Together we can transform the process of meeting your needs from a battle into a
collaboration
A fear, an expectation of rejection, a bracing for a fight—these are the kinds of experiences some people have every time they make a request of someone. How does this happen? To understand that we first need to understand conditioning.
Conditioning is a simple psychological concept that our minds make associations between things. So the classic example is every time Pavlov would ring his bell he would feed his dogs. His dogs began to associate the ringing of the bell with being fed. So one day, Pavlov rang his bell and didn’t feed his dogs and yet the dogs still salivated.
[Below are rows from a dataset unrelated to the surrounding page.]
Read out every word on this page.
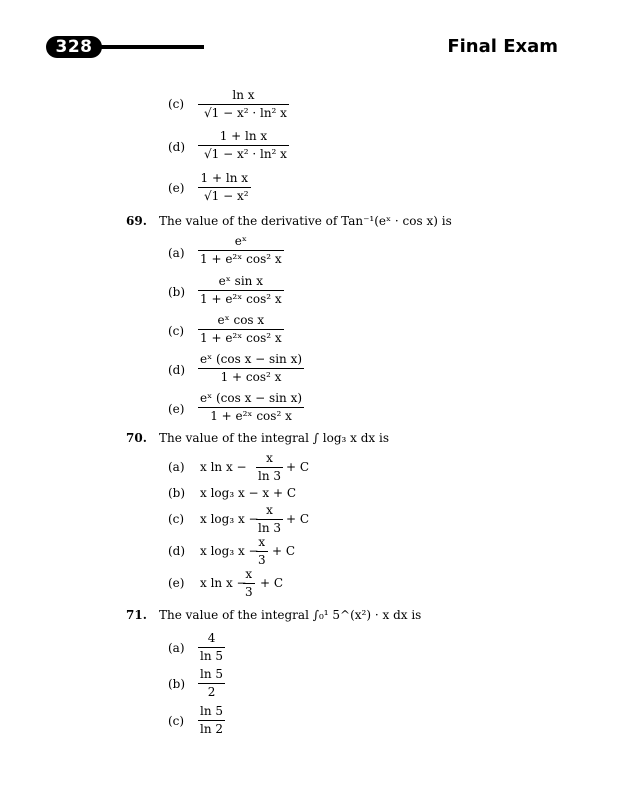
328	Final Exam
(c)
ln x
√1 − x² · ln² x
(d)
1 + ln x
√1 − x² · ln² x
(e)
1 + ln x
√1 − x²
69. The value of the derivative of Tan⁻¹(eˣ · cos x) is
(a)
eˣ
1 + e²ˣ cos² x
(b)
eˣ sin x
1 + e²ˣ cos² x
(c)
eˣ cos x
1 + e²ˣ cos² x
(d)
eˣ (cos x − sin x)
1 + cos² x
(e)
eˣ (cos x − sin x)
1 + e²ˣ cos² x
70. The value of the integral ∫ log₃ x dx is
(a) x ln x −
x
ln 3
+ C
(b) x log₃ x − x + C
(c) x log₃ x −
x
ln 3
+ C
(d) x log₃ x −
x
3
+ C
(e) x ln x −
x
3
+ C
71. The value of the integral ∫₀¹ 5^(x²) · x dx is
(a)
4
ln 5
(b)
ln 5
2
(c)
ln 5
ln 2
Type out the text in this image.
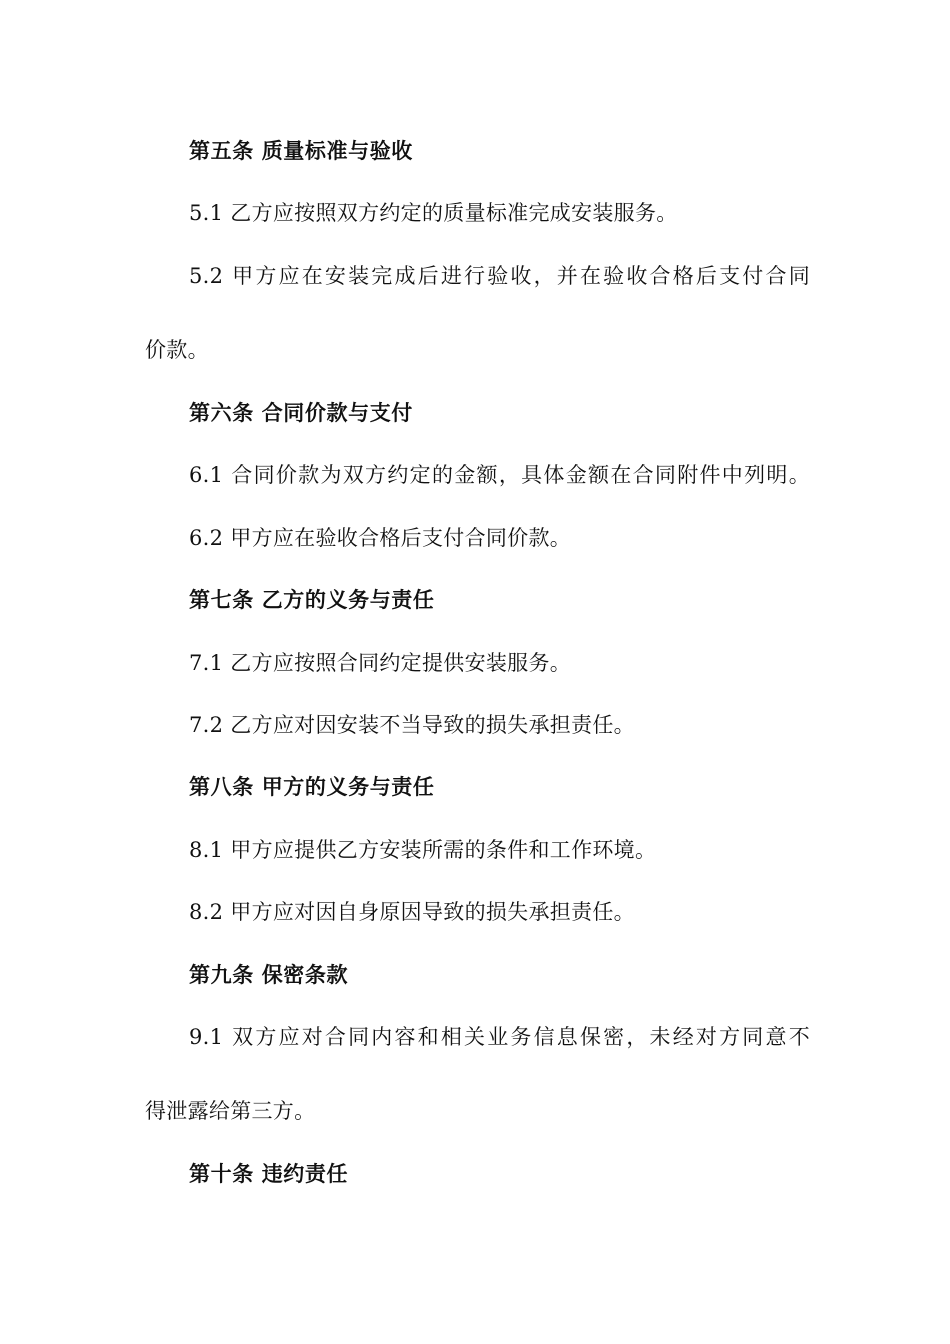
第五条 质量标准与验收
5.1 乙方应按照双方约定的质量标准完成安装服务。
5.2 甲方应在安装完成后进行验收，并在验收合格后支付合同
价款。
第六条 合同价款与支付
6.1 合同价款为双方约定的金额，具体金额在合同附件中列明。
6.2 甲方应在验收合格后支付合同价款。
第七条 乙方的义务与责任
7.1 乙方应按照合同约定提供安装服务。
7.2 乙方应对因安装不当导致的损失承担责任。
第八条 甲方的义务与责任
8.1 甲方应提供乙方安装所需的条件和工作环境。
8.2 甲方应对因自身原因导致的损失承担责任。
第九条 保密条款
9.1 双方应对合同内容和相关业务信息保密，未经对方同意不
得泄露给第三方。
第十条 违约责任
As human beings we also are constantly being conditioned. So often times when people grow up, every time they ask for something they are rejected. So they become conditioned to expect no whenever they make a request. They become conditioned to the idea that if they really need something they have to fight for it.
I want to look at this from two different angles. Angle number one is from the perspective of the person asking for something. So as that individual grows up that conditioning or adaptation stays with them, even if their environment changes. So let’s say Tommy gets married and his wife is actually very willing to hear out Tommy’s requests. Tommy is still going to brace for a fight every time he asks his wife for something.
Now let’s look at it from his wife’s angle. Let’s say Tommy asks his wife to empty the dishwasher. Tommy’s wife suddenly has this strange experience. She genuinely doesn’t mind emptying the dishwasher and yet for some reason when Tommy asks her it actually makes her not want to do it.
Let’s understand what’s happening there. Remember that Tommy is bracing for a fight when he asks his wife to empty the dishwasher. It is natural human instinct that when someone is on the offensive we get defensive. So when Tommy prepares to fight for his request his wife has the natural instinct to fight back.
Tragically, what this results in is a self-fulfilling prophecy—because Tommy is expecting a fight it actually makes a fight more likely which in turn reinforces the belief that Tommy needs to fight for his needs to be met. So what do we do about this?
Well first, these kinds of situations can be hard to navigate on your own. In coaching we work to understand these mechanisms better and then take them apart. Many clients notice shifts in perspective and changes in their life even after the first week of coaching and in 12 weeks changes are usually much deeper and long lasting (see some of the impact coaching has for clients at ostaracoaching.com). You shouldn’t have to go through this journey alone. Send me a message at mail@ostaracoaching.com and sign up for coaching.
That being said, with or without coaching, there are some things you can start doing right now. If you are in the same kind of situation as Tommy the first step is each time you ask for something notice the instinct you have to brace for a fight. Equipped with the knowledge here and the awareness in the moment it will start to weaken the mechanism and undo the conditioning.
If you are in the same kind of situation as Tommy’s wife you can help your Tommy start to notice this. Here’s some language that will help to call this to Tommy’s attention without making him feel attacked: “Hey I’m happy to empty the dishwasher but something about the way you asked, it felt like you thought I was going to fight you on it or something. Do you feel that way at all?”
It is okay to ask for what you need and I’m very sorry if you grew up in a situation where you had to fight to get your needs met. Together we can transform the process of meeting your needs from a battle into a collaboration.